When the kingdom of Delhi was passed on to another dynasty of the Khiljis in the 1290 A.D, a new change was made in the currency by the Khilji rulers. The Khilji rulers reigned between 1290 and 1320 A.D. The five rulers of this dynasty introduced new patterns in the system of currency.
The first two rulers of the Khilji dynasty, Jalaluddin Firoz and Ruknuddin Ibrahim followed the coins of Balban in almost all respects. The third ruler of this dynasty, Alauddin Khilji had enriched his treasury by conquests in South India. He issued voluminous coins during his time. He and his successor, Qutbuddin Mubarak Shah, issued gold and silver `tankah` and coins of heavy weight. Alauddin had issued gold coins weighing 5, 10, 50 and 100 tolas (unit). His son Qutbuddin Mubarak issued gigantic coins of both gold and silver coins in no less than fourteen denominations in two shapes, round and square. These coins were also issued in 5, 10, 20, 30, 40, 50, 60, 70, 80, 90, 100, 150 and 200 tolas. Though these coins were issued by the ruler of Khilji dynasty, no specimens had been found. Only the mint master of the Delhi mint, Thakkur Pheru, had referred to them in his accounts of the working of the mint, of which he was in charge during the reign of these rulers. These coins belonged to a Sultan of Malwa and the Mughal emperors. According to the scholars, these coins were the massive blocks of metal of artistically stamped bullion which were hoarded as stores of value. These coins were occasionally given to ambassadors, diplomatic agents and other distinguished persons as complimentary gifts or souvenirs of imperial favour and magnanimity.
As per the historical evidences, Alauddin Khilji changed the pattern of the inscriptions of the coins. He dropped the name of the Khalifa from the obverse side of his gold and silver coins. He introduced the self laudatory title `Sikandar-us-sant Yamin-ul-khilafat` which was the connotation of the second Alexander, the right hand of the `Khilafat`. Qutbuddin Mubarak used an even more arrogant title, `Al-imam al-azam Khalifa rub al-almin`, which defined the supreme head of Islam, the Khalifa, the lord of the heaven and the earth. The gold and silver coins, from the very beginning of their issue by the Sultans of Delhi, including Muhammad bin Sam, were identical in their content i.e. inscription, fabric and weight.
Firoz Khilji and Alauddin Khilji retained on their billon coins the bilingual reverse introduced by Balban. Meanwhile, Alauddin Khilji introduced another type of coin where his name and title were divided on the two sides of the coins. This type was followed by his successors. Qutbuddin Mubarak added a few more types of coins to it. All the billon coins were known by the name of `Kani` or `gani` and carried a number of denominations.

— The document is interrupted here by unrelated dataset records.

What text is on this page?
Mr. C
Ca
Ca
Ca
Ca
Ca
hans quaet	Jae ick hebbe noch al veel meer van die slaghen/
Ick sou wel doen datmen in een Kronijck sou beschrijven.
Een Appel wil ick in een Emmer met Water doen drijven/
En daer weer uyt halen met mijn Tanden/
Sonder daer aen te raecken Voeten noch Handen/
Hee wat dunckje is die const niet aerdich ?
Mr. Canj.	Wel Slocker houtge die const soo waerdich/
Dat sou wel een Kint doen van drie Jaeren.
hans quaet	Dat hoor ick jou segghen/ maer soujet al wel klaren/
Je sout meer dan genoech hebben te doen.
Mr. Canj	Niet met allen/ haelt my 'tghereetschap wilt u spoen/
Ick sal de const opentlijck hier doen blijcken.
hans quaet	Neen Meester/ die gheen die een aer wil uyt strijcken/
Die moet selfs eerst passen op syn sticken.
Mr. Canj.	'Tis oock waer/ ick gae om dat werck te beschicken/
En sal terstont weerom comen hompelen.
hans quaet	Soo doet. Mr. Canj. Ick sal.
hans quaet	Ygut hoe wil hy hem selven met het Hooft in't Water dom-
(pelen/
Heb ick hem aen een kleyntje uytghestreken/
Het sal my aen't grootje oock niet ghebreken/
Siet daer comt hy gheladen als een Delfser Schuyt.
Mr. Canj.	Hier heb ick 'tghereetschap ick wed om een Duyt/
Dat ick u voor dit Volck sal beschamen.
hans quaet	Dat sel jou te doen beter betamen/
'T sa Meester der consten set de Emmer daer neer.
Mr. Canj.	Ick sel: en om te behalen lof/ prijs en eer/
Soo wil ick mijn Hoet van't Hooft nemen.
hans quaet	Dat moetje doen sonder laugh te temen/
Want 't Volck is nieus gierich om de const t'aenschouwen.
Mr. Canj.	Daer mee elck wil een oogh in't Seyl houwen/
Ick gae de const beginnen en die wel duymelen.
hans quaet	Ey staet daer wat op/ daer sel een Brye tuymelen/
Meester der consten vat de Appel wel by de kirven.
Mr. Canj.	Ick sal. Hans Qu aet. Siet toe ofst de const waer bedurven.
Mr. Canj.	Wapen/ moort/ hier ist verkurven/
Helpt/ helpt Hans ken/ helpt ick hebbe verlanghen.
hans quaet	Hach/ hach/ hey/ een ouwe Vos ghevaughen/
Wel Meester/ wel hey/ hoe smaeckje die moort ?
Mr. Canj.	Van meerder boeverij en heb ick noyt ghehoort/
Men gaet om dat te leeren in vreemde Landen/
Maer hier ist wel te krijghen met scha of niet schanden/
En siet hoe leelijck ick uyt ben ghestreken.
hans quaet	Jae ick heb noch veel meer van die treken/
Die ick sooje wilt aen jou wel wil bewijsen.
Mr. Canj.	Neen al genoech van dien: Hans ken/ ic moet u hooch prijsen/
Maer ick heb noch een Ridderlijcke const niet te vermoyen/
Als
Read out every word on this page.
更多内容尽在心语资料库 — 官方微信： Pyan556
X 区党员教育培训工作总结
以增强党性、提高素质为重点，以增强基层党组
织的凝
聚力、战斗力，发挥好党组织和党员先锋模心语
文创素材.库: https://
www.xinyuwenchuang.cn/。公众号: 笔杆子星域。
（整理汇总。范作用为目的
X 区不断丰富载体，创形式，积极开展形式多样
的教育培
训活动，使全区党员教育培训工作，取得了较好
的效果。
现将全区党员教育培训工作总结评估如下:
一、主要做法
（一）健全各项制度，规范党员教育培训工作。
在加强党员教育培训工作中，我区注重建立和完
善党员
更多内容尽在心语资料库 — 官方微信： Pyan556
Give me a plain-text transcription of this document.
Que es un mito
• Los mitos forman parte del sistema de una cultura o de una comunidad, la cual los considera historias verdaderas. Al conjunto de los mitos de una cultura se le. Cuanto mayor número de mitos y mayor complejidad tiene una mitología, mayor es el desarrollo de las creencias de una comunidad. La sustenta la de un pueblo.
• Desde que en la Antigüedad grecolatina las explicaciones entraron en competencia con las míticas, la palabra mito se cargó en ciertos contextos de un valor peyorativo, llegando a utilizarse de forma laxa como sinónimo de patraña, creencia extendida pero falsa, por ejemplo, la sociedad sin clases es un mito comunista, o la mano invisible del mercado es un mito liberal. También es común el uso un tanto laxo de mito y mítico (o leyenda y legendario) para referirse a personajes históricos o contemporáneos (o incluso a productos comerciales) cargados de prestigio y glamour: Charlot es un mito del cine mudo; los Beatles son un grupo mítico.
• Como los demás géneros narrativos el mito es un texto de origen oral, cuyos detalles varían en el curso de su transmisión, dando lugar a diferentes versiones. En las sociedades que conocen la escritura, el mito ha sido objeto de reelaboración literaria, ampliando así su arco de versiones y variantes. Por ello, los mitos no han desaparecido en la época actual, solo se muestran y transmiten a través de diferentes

The denominations of the coins were named typically like `eggani` for one, `dugani` for two, `chaugani` for four, `chhagani` for six, `athagani` for eight, `baragani` for twelve, `chaubisagani` for twenty four and `arhtalis-gani` for forty eight. Above them was the silver `tankah` which was valued at sixty `ganis`. Thus `gani` was the unit coin and was known as `jital` in the pre-Khilji period and `dam` in the Khilji and later eras. The values of the `ganis` were dependent on the proportions of the copper and silver metals mixed on them. According to the historical evidences, an `eggani` coin contained 95 percent of copper and 5 percent of silver; `dugani` contained 9.75 percent of silver; a `chaugani` contained 16.4 percent of the white metal. Likewise the percentage of silver in the other coins increased. The other three bigger denominations had a higher weight in proportion to their value, determined by the weight of the `athagani` coins and they contained silver in the same proportion. Even, Alauddin Khilji issued coins from Deogir, when he led his expedition there and occupied it. He also issued coins from Ranthambhor after its conquest under the name of Darul-Islam, which he gave to it. After him, his successor, Qutbuddin Mubarak changed the name of Deogir to Qutbabad and issued coins containing this name. The names of some other places were also found on the coins and it had been said that these coins were issued during military campaigns.
Thus, these coins were noteworthy phenomenon in the numismatic history of India. The coins of Khilji dynasty brought a change in the then economical stature of the society.